The winners of Firehouse Magazine’s Station Design Awards were announced and S2’s Cambie Fire Hall No. 3 and Ambulance Services in Richmond, BC received a notable mention in the Mixed-Use Facilities category.
The new fire hall is the first combined urban fire and ambulance station in British Columbia. The facility consists of two bays for ambulance vehicles, two bays for fire rescue vehicles, two emergency vehicle technician bays and support spaces include recovering rooms, training classrooms, administrative spaces, kitchens and exercise space.
This project represents the type of design response we are passionate about. The term response being fundamental to providing the client with a solution that satisfies their functional and operational needs but does not lose sight of design integrity.
As a fire station, the building has very specific functions that are critical and measurable. As a building, it must fulfill additional, more notional concerns. The design fulfills the practical functions of fire response, firefighter training and provision of a comfortable living and working environment where inhabitants spend a good part of their day and night. It seeks to do this in a way that is not pretentious, not superficial and not exorbitant. It solves the functional criteria with a practical approach. As a building that carries the responsibility of providing a neighborhood service, the design was also crafted around issues we felt were important to the representation of the building. These included: security; safety; standing as beacon and anchor for the neighborhood; and expressing its purpose.

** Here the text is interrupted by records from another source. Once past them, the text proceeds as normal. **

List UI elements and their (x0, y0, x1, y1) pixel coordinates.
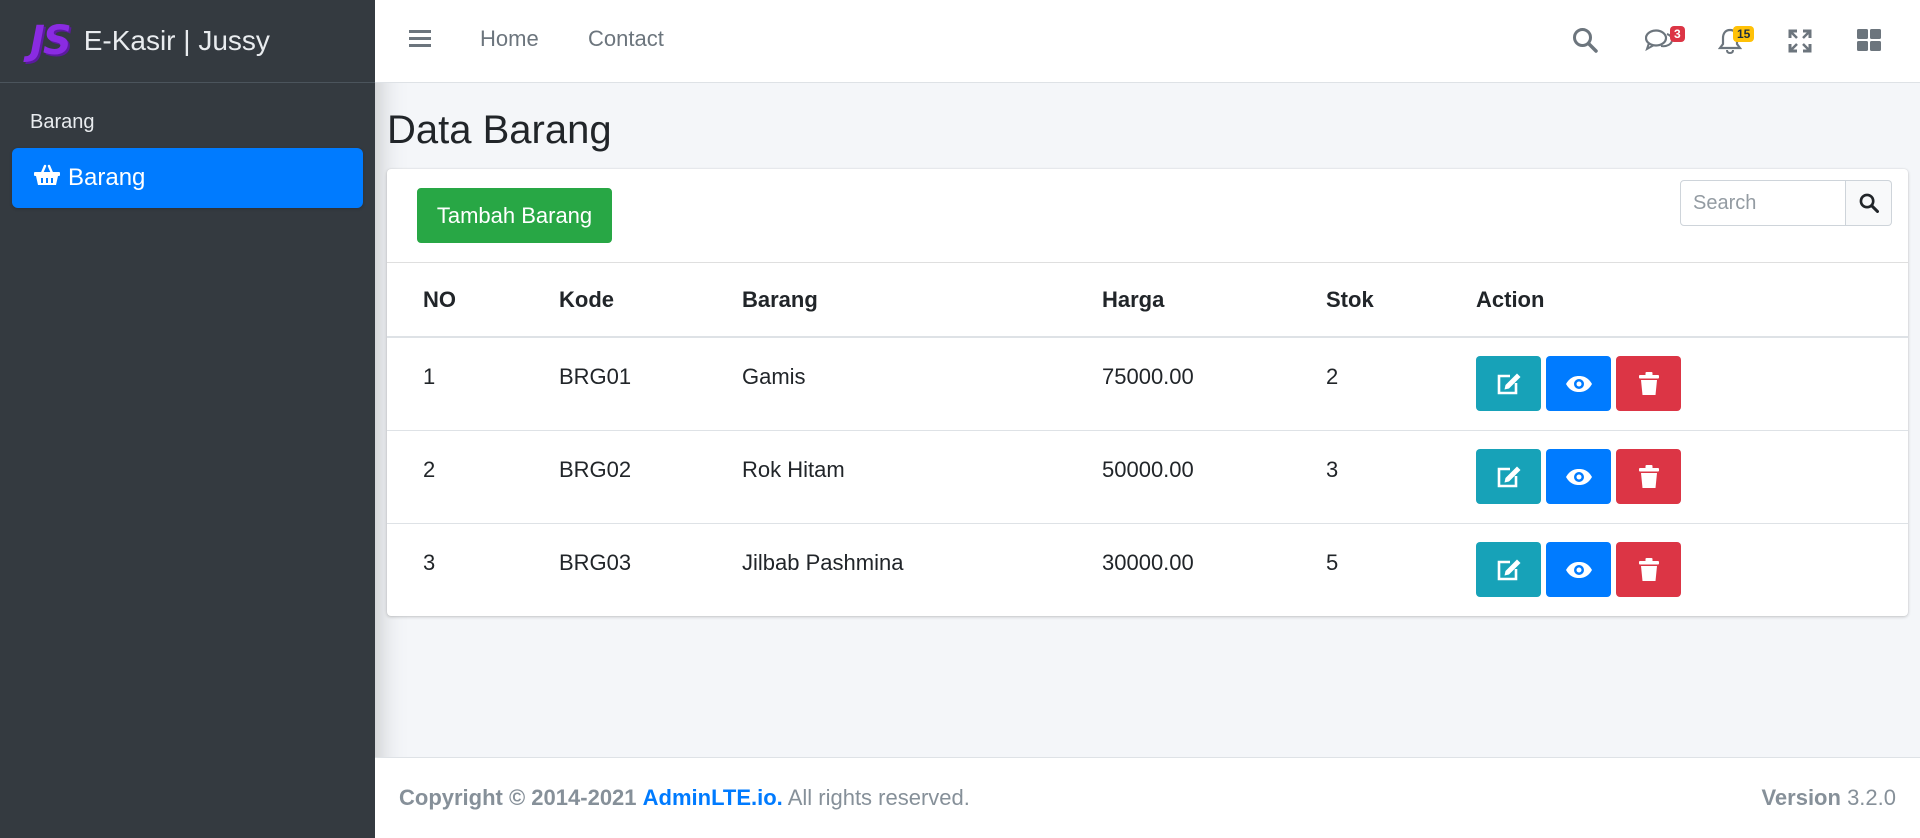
delete-button[interactable] (1616, 356, 1681, 411)
rights-text: All rights reserved. (787, 785, 970, 810)
table-search (1680, 180, 1892, 226)
delete-button[interactable] (1616, 449, 1681, 504)
brand-logo: JS (30, 18, 72, 64)
search-input[interactable] (1680, 180, 1846, 226)
table-row: 3 BRG03 Jilbab Pashmina 30000.00 5 (387, 524, 1908, 617)
search-submit-button[interactable] (1846, 180, 1892, 226)
adminlte-link[interactable]: AdminLTE.io. (643, 785, 783, 810)
cell-kode: BRG02 (559, 457, 632, 482)
top-navbar: Home Contact 3 15 (375, 0, 1920, 83)
edit-button[interactable] (1476, 542, 1541, 597)
sidebar-item-label: Barang (68, 164, 146, 191)
eye-icon (1565, 468, 1592, 485)
brand-name: E-Kasir | Jussy (83, 25, 270, 56)
trash-icon (1638, 371, 1659, 395)
column-header: NO (387, 263, 559, 338)
footer-copyright: Copyright © 2014-2021 AdminLTE.io. All r… (399, 785, 970, 811)
delete-button[interactable] (1616, 542, 1681, 597)
cell-harga: 50000.00 (1102, 457, 1194, 482)
fullscreen-expand-icon[interactable] (1788, 29, 1812, 58)
main-sidebar: JS E-Kasir | Jussy Barang Barang (0, 0, 375, 838)
view-button[interactable] (1546, 449, 1611, 504)
cell-barang: Gamis (742, 364, 806, 389)
row-actions (1476, 338, 1908, 411)
column-header: Stok (1326, 263, 1476, 338)
hamburger-menu-icon[interactable] (409, 28, 431, 53)
cell-harga: 75000.00 (1102, 364, 1194, 389)
copyright-text: Copyright © 2014-2021 (399, 785, 637, 810)
cell-kode: BRG03 (559, 550, 632, 575)
cell-kode: BRG01 (559, 364, 632, 389)
nav-contact-link[interactable]: Contact (588, 26, 664, 52)
sidebar-item-barang[interactable]: Barang (12, 148, 363, 208)
nav-home-link[interactable]: Home (480, 26, 539, 52)
cell-barang: Jilbab Pashmina (742, 550, 904, 575)
table-row: 1 BRG01 Gamis 75000.00 2 (387, 337, 1908, 431)
data-card: Tambah Barang NO Kode Barang Harga Stok … (387, 169, 1908, 616)
trash-icon (1638, 557, 1659, 581)
cell-stok: 5 (1326, 550, 1339, 575)
card-header: Tambah Barang (387, 169, 1908, 263)
cell-no: 1 (423, 364, 436, 389)
cell-barang: Rok Hitam (742, 457, 845, 482)
column-header: Kode (559, 263, 742, 338)
brand-link[interactable]: JS E-Kasir | Jussy (0, 0, 375, 83)
eye-icon (1565, 561, 1592, 578)
cell-stok: 3 (1326, 457, 1339, 482)
version-label: Version (1761, 785, 1841, 810)
row-actions (1476, 524, 1908, 597)
search-icon (1859, 193, 1879, 213)
messages-badge: 3 (1670, 26, 1685, 42)
view-button[interactable] (1546, 356, 1611, 411)
control-sidebar-grid-icon[interactable] (1857, 29, 1881, 56)
main-footer: Copyright © 2014-2021 AdminLTE.io. All r… (375, 757, 1920, 838)
view-button[interactable] (1546, 542, 1611, 597)
page-title: Data Barang (387, 108, 612, 152)
notifications-badge: 15 (1733, 26, 1755, 42)
cell-stok: 2 (1326, 364, 1339, 389)
trash-icon (1638, 464, 1659, 488)
eye-icon (1565, 375, 1592, 392)
cell-no: 3 (423, 550, 436, 575)
shopping-basket-icon (34, 164, 68, 193)
edit-icon (1497, 466, 1520, 487)
edit-icon (1497, 373, 1520, 394)
cell-harga: 30000.00 (1102, 550, 1194, 575)
edit-button[interactable] (1476, 449, 1541, 504)
add-item-button[interactable]: Tambah Barang (417, 188, 612, 243)
column-header: Harga (1102, 263, 1326, 338)
sidebar-header: Barang (30, 111, 95, 133)
footer-version: Version 3.2.0 (1761, 785, 1896, 811)
items-table: NO Kode Barang Harga Stok Action 1 BRG01… (387, 263, 1908, 616)
row-actions (1476, 431, 1908, 504)
table-row: 2 BRG02 Rok Hitam 50000.00 3 (387, 430, 1908, 524)
edit-icon (1497, 559, 1520, 580)
search-icon[interactable] (1572, 27, 1598, 58)
cell-no: 2 (423, 457, 436, 482)
edit-button[interactable] (1476, 356, 1541, 411)
column-header: Barang (742, 263, 1102, 338)
table-header-row: NO Kode Barang Harga Stok Action (387, 263, 1908, 338)
version-number: 3.2.0 (1847, 785, 1896, 810)
column-header: Action (1476, 263, 1908, 338)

The design acknowledges the representational language of a fire station but attempts to reinvent and reinterpret this. Visibility is used to provide views of the fire apparatus, and truck bays, the clearest and most compelling representation of the building’s purpose. The building looks out over the neighborhood to provide a sense of protection. The design evolved from a response that listened carefully to the client’s needs and provided an architectural expression that was rooted in a concern for the quality of the built form.